The 26-year-old woman had been practicing horsemanship in Gold Beach, Oregon, which is a region where cattle farming is common. After a few weeks, her left eye started to feel irritated followed by a sensation of a foreign object. On the eighth day of her symptoms, she found and removed a small, translucent worm from her eye. She went to a local physician, who found and removed two more worms. These worms were sent to Northwest Pathology for analysis and identification. It was then forwarded to the Center for Disease Control and Prevention (CDC) Parasitic Diseases Reference Laboratory for identification.

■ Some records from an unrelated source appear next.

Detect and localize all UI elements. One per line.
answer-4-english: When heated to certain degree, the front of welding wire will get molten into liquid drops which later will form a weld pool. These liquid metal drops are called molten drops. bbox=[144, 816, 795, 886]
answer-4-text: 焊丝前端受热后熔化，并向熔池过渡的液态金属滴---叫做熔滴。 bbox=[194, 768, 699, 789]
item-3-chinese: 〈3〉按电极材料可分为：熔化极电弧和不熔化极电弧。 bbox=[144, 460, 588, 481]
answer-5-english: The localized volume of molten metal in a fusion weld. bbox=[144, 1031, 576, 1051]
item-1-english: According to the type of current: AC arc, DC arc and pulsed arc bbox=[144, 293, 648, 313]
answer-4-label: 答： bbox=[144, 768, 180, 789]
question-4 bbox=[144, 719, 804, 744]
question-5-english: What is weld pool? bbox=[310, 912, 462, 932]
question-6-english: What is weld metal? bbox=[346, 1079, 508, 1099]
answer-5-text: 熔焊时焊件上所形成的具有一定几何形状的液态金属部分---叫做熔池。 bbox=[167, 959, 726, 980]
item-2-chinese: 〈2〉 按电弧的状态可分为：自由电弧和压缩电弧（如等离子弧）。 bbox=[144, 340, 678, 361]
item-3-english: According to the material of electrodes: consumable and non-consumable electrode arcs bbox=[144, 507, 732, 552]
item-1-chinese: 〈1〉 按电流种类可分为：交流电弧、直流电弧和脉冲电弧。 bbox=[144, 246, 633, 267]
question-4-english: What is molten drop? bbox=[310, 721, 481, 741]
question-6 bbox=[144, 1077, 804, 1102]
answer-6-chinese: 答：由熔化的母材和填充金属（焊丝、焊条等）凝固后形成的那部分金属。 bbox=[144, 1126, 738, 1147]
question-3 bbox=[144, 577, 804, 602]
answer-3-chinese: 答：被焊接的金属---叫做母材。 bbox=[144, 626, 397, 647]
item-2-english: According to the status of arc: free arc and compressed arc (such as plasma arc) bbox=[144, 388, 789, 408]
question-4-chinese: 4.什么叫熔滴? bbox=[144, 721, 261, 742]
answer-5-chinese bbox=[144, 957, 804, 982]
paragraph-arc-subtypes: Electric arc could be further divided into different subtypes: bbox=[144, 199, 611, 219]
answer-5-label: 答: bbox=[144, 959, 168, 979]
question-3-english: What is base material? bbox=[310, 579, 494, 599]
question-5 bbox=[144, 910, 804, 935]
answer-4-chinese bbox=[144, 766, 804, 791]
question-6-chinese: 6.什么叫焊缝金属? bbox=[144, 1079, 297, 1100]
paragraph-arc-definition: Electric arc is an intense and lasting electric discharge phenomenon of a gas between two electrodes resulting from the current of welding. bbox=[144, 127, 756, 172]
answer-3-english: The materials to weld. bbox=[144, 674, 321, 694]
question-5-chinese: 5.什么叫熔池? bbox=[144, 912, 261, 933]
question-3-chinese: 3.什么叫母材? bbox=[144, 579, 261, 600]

The next day, the woman went to an optometrist where three more worms were removed. She was sent to see an infectious disease specialist, who was able to remove a partial worm. The patient was diagnosed with parasitic infiltration of the left periocular tissues and a secondary bilateral papillary reaction of the upper and lower palpebral conjunctive. Even after multiple washouts by ophthalmologists, no more worms were seen, but the patient continued to remove additional worms from her eye. Over 20 days, a total of 14 worms were removed. Since then, the patient no longer had any symptoms and no more worms were detected.

Thelazia lacrymalis

Equine thelaziosis is a neglected vector-borne parasitic disease in modern veterinary medicine, lacking recent reports. It is transmitted by Musca autumnalis, and potentially other Muscidae species, by ingesting the lachrymal secretions of its equine host. The distribution of both Thelazia lacrymalis and its intermediate hosts remains largely unknown throughout Europe, with most studies dating back 20 years. The aim of this study was to assess the presence, prevalence and distribution of T. lacrymalis in horses from Romania.

Thelazia skrjabini

Examination of 122 eyes and 162 nasolachrymal ducts of cattle over 8 years old in Denmark revealed Thelazia skrjabini in 2 cows. This is the first record of Thelazia in Denmark.